20-something woman: Did you enjoy the bra fitting? Old lady grab your bits?

–Outside Town Shop

Overheard by: Wild Dog Boy

Elderly woman examining bras: What's with all this padding? I got my own damn titties!

–H&M, 5th Ave

Overheard by: titti-less

Eight-year-old in a suit jacket on cell, strutting around the store: Did you see any hot, sexy girls? Yeah, but were they hot and sexy? Where are you, man? Are you still in the underwear aisle? Yeah, but are you still by the panties? (louder) The panties!

–Barnes & Noble, Tribeca

Overheard by: emdeebee

Trashy girl walking funny: Well, I guess I should have worn underwear.

–Arthur Ave

It's Not Delivery, It's Wednesday One-Liners

Chunky lady to skinny friend who ordered a Diet Coke: Bitch, I will slap the shit out of you with this pizza…I'll eat it, too. I don't even care.

–14th St b/w 3rd & 4th Ave

Wasted guy, placing order: A slice of pizza on the rocks.

–1st Ave & 20th St

Overweight Paris Hilton wannabe, loudly on cell: No, the food wasn't like, out of this world, like what I'm used to. No…not really. I'd say more like a touch of Greece–with maybe Turkish or Egyptian. I mean, it's almost impossible to find a good slice of pizza in the city nowadays.

–Crowded LIRR Train

Overheard by: CV

little girl to parents: I like mine with salt, pepper and bone.

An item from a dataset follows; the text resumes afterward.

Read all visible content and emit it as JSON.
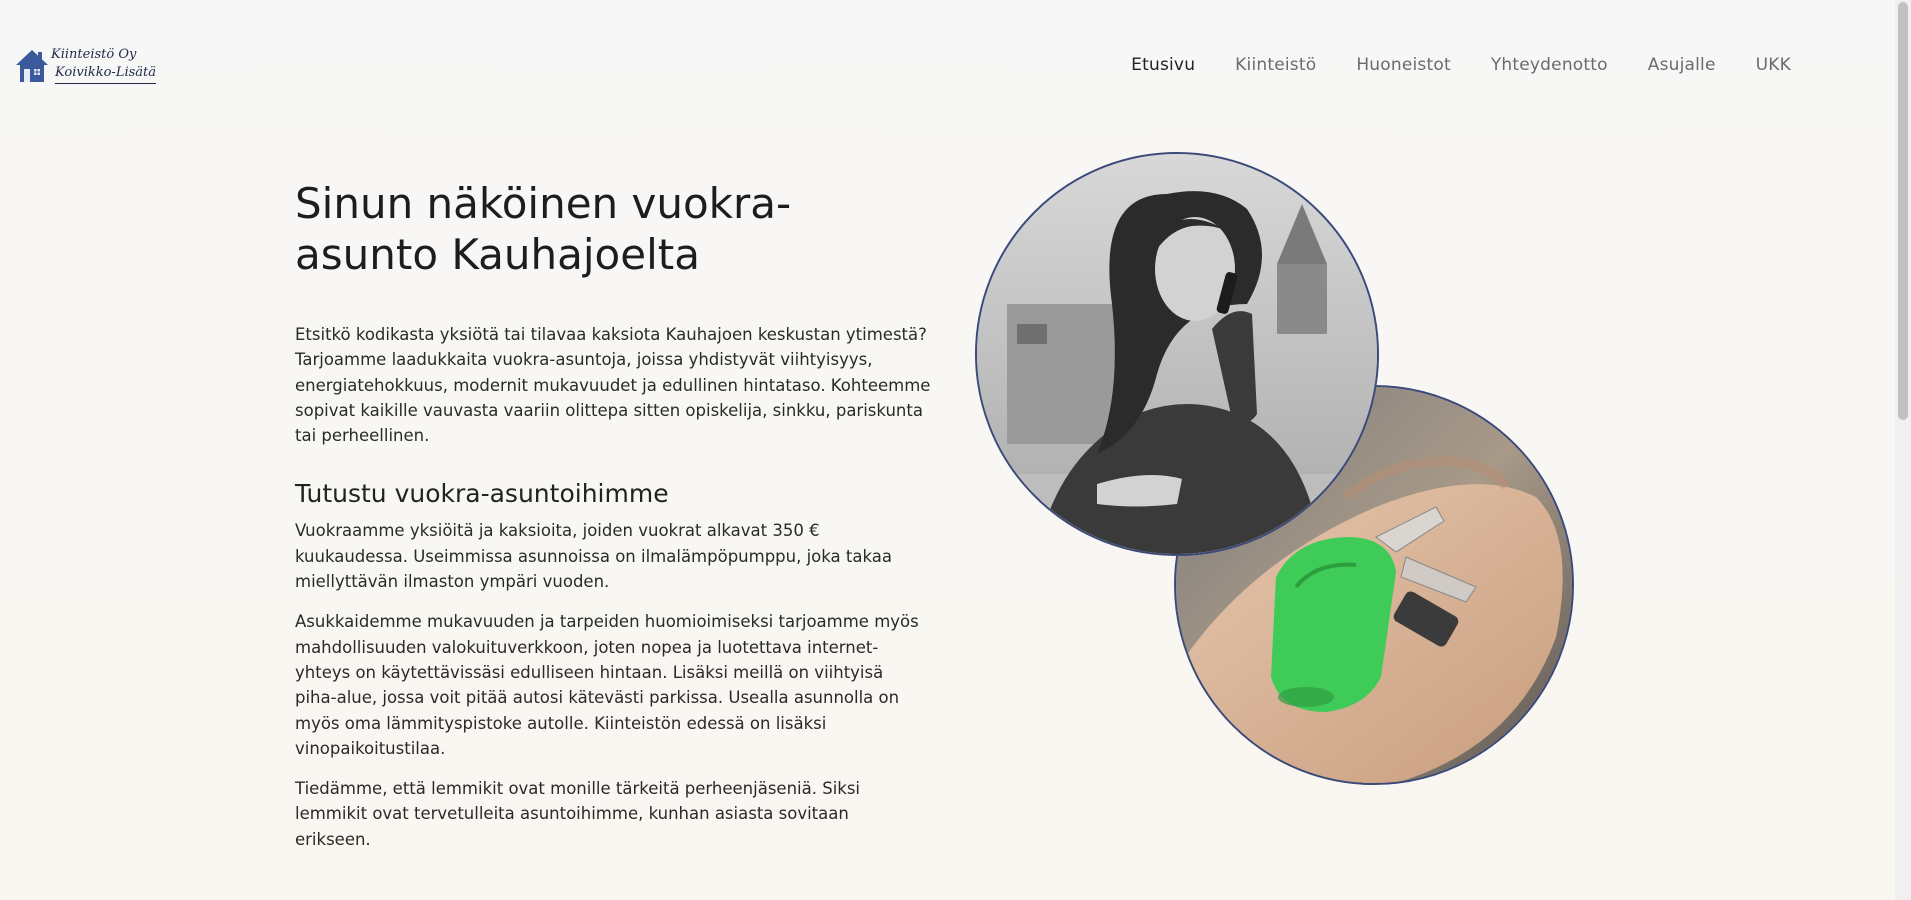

–La Rocca's Pizzaria, Staten Island

Overheard by: Dawn D.

Female suit to friends: Oh no, I can't. I save my pizza binge-eating for when I'm drunk.

–Ave of the Americas

Overheard by: Duncan Pflaster

Tourist: Oooh, there's a really good pizza place down here somewhere, Sbarro.

–Basement, Rockefeller Center

Overheard by: pop pop

Six-year-old to friends: We should have an Obama pizza party!